The fact that there has been a decline in the number of successful bar examinees for the past years does not justify making entry into the legal profession easier. It’s not as if lawyers are such an endangered species in the Philippines that “conservation” measures should be implemented to ensure their continued existence.
To date, there about 60 law schools all over the country that offer legal education to thousands of Filipinos who think the legal profession is the gateway to financial affluence, or politics, which is also another lucrative source of money.
Looking at the number of students in law schools and the number of bar examinees every year, one will find it obvious that there will be no dearth of lawyers in our country for a long, long time. There is in fact a standing joke that if half of the Filipino lawyers were exported to other countries, the Philippines would enjoy a healthy balance of payments!
Quality, not quantity, should be the principal criterion in determining who should and should not be allowed to practice law in our country.
The argument that entry to the Philippine bar should be made less cumbersome to compensate for the time, money and effort spent by the students and their parents in eight years of education is feeble.
The decision to enroll in a law school is personal. When one decides to embark on a career in law, he or she knows the risks that go with choosing that path rather than any other profession. If, after eight or more years of study, he or she fails to meet the minimum passing grade for one reason or another, that’s just too bad.
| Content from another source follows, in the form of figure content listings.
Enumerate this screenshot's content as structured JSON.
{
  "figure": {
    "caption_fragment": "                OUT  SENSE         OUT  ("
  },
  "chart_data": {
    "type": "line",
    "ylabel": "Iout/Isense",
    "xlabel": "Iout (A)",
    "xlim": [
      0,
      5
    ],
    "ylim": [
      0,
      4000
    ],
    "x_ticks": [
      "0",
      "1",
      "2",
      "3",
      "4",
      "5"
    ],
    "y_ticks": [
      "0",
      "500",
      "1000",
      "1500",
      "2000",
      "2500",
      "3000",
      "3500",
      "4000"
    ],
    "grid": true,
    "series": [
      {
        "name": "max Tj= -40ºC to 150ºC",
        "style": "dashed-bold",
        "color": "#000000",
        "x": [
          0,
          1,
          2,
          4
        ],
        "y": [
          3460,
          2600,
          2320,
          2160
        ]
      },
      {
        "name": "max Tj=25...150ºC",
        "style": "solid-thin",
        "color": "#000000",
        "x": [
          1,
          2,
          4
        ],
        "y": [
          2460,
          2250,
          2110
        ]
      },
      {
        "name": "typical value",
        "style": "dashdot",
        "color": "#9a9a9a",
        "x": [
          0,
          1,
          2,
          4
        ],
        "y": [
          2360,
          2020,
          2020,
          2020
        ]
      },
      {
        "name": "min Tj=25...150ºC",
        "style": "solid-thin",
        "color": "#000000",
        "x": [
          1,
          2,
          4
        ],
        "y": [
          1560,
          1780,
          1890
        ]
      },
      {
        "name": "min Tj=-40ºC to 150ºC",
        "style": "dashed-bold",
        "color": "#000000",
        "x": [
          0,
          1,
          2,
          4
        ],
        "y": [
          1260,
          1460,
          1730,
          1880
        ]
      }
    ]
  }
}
That’s how the cookie crumbles in the game called life.
The solution to the declining passing rate of bar examinees is not to lower the passing grade but to improve the system of legal education.
Unlike colleges that offer various professional courses which are under the supervision of the Commission on Higher Education, law schools are supervised by a Legal Education Board, an attached agency of the Department of Education. The five-person board is headed by a former justice of the Supreme Court or the Court of Appeals; the rest, except for the student representative, are all lawyers.
Since admission to the practice of law in the country is regulated by the high court, it has a big say or influence in the manner by which law schools should conduct their academic affairs.
This gives it the opportunity to take the appropriate steps to make sure law students are provided the proper skills and training that will, at the minimum, enable them to get the 75-percent grade needed to pass the bar examinations.
Strategic academic preparation, not legal shortcuts, would address the problem of the poor showing of the examinees.